La seconde décision appelle un arbitrage politique en haut lieu car elle renvoie à une promesse associée à la réforme que le prochain exécutif choisira, ou non, d’assumer : tout contrat d’apprentissage sera financé. Le principe de ce « quoiqu’il en coûte » version alternance est simple : à chaque fois qu’un jeune en signe un, son centre de formation (CFA) touche une somme forfaitaire correspondant au diplôme suivi pour couvrir les frais pédagogiques.
Quelle place dans le système de formation
Autrement dit, plus les employeurs embauchent d’apprentis et plus il faut trouver d’argent. Le hic, c’est que la seule taxe d’apprentissage payée par les entreprises (0,68 % de la masse salariale, 0,44 % en Alsace-Moselle) n’y suffit plus. Au vu de la progression actuelle, l’augmenter ne suffira pas, quand bien même les entreprises en accepteraient le principe.

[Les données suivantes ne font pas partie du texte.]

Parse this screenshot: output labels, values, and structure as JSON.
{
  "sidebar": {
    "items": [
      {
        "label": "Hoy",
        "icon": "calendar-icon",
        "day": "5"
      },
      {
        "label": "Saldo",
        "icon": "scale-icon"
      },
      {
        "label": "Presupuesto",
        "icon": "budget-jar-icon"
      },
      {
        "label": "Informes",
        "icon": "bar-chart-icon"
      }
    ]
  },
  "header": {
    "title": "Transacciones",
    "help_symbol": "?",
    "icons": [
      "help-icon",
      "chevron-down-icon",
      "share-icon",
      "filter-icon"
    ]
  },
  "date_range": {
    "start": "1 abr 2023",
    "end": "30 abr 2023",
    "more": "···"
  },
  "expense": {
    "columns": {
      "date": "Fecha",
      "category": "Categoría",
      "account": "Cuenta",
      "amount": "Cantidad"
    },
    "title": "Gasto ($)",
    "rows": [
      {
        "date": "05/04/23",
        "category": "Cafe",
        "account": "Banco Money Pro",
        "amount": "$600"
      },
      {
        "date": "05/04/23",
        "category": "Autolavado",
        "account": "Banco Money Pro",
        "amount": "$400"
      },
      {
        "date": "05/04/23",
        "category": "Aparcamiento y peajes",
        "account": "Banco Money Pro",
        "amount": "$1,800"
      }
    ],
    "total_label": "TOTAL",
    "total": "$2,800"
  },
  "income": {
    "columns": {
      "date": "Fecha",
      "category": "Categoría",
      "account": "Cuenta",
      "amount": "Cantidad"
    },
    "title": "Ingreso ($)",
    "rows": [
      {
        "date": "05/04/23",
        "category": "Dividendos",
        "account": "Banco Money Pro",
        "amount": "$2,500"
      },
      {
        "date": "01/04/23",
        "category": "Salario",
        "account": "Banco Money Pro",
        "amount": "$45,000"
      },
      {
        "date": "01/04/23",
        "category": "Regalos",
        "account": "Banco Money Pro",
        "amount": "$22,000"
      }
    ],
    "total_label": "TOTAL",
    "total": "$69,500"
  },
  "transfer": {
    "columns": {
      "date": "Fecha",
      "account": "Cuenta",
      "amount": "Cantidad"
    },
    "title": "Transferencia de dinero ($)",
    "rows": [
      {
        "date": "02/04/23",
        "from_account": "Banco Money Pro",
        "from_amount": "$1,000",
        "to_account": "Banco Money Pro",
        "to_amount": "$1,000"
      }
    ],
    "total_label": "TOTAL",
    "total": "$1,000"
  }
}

Elisabeth Borne a parfaitement résumé l’enjeu. Au-delà des questions de gros sous, a-t-elle dit, la dynamique de l’apprentissage « interroge sur sa place dans notre système de formation ». En clair, compte tenu de son rôle pour l’insertion des jeunes, l’apprentissage doit être érigé au rang de politique publique à part entière. C’est d’autant plus nécessaire que le chiffre d’un million d’apprentis paraît à portée de prochain quinquennat. A ce niveau c’est un pourcentage significatif d’une classe d’âge dont il s’agirait.
Coût ou investissement ?
C’est là que l’étude du cabinet Goodwill-management pour le compte de l’association de CFA Walt est intéressante. « On présente toujours l’apprentissage comme un coût. Nous avons voulu alimenter le débat pour montrer que c’est un investissement rentable pour la Nation », plaide le délégué général de Walt, Olivier Gauvin.
Analysant les 525.600 contrats d’apprentissage privés et publics signés en 2020, l’étude conclut qu’en moyenne et sur une durée de douze ans environ, un contrat coûte 15.602 euros aux finances publiques, entre les frais pédagogiques, les primes à l’embauche (celles d’avant crise ont été prises pour refléter une situation normale), les exonérations, ou encore les subventions aux régions.
Finances publiques gagnantes
Ce même contrat en rapporte 18.970 euros du fait d’une meilleure insertion sur le marché du travail, de l’augmentation des cotisations sociales ou des recettes publiques grâce au gain de pouvoir d’achat de l’apprenti, sans oublier les coûts pédagogiques évités (le cursus du jeune est moins long). Soit un gain net de 3.368 euros qui peut se lire de la façon suivante : 1 euro investi dans l’apprentissage en rapporterait 1,21 aux finances publiques.
Il serait intéressant que d’autres études confirment ou non le rapport coût/bénéfice de l’apprentissage. Si tel était le cas, cela conforterait la nécessité pour l’Etat d’investir de manière pérenne. Comment ? En choisissant, par exemple, d’appuyer sur tel ou tel niveau de diplôme pour favoriser tel ou tel métier, en bonne intelligence avec les branches professionnelles.